Geldanlage in einer Deflation
unserem Korrespondenten Bill Bonner in Investors Daily
vom 11. Oktober 2002 18:00 Uhr
ENL5454
Es gibt keinen einfachen Weg, von einer Deflation zu profitieren. Es ist schwierig genug, das eigene Kapital zu erhalten. Viele Schnäppchenjäger werden das noch merken. Nach meiner Einschätzung können diese Genies froh sein, wenn sie am Ende noch 50 % ihres Einsatzes übrig haben.
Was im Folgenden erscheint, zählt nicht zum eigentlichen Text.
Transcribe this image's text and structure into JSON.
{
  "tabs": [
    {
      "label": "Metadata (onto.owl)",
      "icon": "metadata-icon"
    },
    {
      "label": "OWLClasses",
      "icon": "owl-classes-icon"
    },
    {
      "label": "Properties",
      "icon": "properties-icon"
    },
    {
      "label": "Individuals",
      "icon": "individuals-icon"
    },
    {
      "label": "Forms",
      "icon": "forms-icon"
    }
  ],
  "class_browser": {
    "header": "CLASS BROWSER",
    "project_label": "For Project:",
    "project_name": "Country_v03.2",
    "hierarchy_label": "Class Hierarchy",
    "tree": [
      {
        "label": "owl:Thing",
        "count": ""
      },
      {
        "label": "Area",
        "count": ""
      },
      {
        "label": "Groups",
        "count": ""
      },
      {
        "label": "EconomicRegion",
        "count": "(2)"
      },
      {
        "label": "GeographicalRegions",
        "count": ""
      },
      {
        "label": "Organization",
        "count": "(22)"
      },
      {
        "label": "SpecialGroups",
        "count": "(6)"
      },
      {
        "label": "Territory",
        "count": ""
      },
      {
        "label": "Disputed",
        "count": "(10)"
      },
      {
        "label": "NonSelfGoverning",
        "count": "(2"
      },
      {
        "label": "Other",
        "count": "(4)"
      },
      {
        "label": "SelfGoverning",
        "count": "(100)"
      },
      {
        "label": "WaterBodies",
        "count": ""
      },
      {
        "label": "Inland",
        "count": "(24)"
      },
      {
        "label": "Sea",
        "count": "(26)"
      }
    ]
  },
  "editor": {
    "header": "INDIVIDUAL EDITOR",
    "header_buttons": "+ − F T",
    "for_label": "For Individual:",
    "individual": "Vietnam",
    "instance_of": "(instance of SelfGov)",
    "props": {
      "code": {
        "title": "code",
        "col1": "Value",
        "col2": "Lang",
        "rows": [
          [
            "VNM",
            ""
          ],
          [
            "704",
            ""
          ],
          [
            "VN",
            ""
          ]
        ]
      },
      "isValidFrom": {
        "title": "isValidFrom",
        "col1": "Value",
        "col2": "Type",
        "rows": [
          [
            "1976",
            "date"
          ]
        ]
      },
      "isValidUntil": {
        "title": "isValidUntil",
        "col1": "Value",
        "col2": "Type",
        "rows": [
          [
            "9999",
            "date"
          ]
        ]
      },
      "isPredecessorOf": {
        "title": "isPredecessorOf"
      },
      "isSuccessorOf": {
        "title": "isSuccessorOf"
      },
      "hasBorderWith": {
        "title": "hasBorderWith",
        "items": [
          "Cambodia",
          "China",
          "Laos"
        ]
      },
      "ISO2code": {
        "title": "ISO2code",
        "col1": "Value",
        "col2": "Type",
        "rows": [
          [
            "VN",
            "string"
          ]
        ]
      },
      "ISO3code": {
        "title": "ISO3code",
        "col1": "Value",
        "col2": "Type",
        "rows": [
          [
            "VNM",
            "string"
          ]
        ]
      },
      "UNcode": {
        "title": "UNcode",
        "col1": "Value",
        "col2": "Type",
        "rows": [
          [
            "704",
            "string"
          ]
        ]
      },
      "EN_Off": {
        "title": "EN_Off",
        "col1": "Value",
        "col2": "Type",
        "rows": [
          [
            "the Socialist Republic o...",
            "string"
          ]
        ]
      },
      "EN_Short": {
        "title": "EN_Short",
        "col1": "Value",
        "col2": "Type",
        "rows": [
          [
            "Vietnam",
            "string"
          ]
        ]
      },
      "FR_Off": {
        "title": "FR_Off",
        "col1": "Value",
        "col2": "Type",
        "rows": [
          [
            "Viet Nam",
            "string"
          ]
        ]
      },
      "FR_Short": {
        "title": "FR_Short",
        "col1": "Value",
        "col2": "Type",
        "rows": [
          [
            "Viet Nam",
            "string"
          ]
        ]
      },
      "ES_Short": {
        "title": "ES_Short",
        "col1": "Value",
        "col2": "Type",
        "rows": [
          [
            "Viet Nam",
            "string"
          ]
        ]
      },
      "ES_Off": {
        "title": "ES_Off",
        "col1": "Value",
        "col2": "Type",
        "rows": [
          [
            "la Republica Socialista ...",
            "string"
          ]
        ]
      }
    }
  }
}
Die größten Verlierer der Anlage-Kategorien werden Aktien und Immobilien sein; aber Geld mit fallenden Aktienkursen zu verlieren, ist sehr riskant (es kann immer wieder Bärenmarktrallyes geben), und Geld mit fallenden Immobilienpreisen zu verdienen, ist fast unmöglich.
Ich erwarte eine Dekade der Deflation, und diese wird härter als die vorigen sein. Der Grund: Der Dollar und die meisten europäischen Währungen waren fair bewertet, als die USA in die Deflation der 1930er Jahre eintraten, und das war zumindest ein positiver Aspekt. Diesmal sieht es anders aus: Der Dollar, der Euro, der Yen sind durch die Geldpolitik eigentlich inflationiert worden: Die Geldmenge ist von den Zentralbanken sehr deutlich erhöht worden, die Geldpresse wurde einfach zu stark angeschmissen.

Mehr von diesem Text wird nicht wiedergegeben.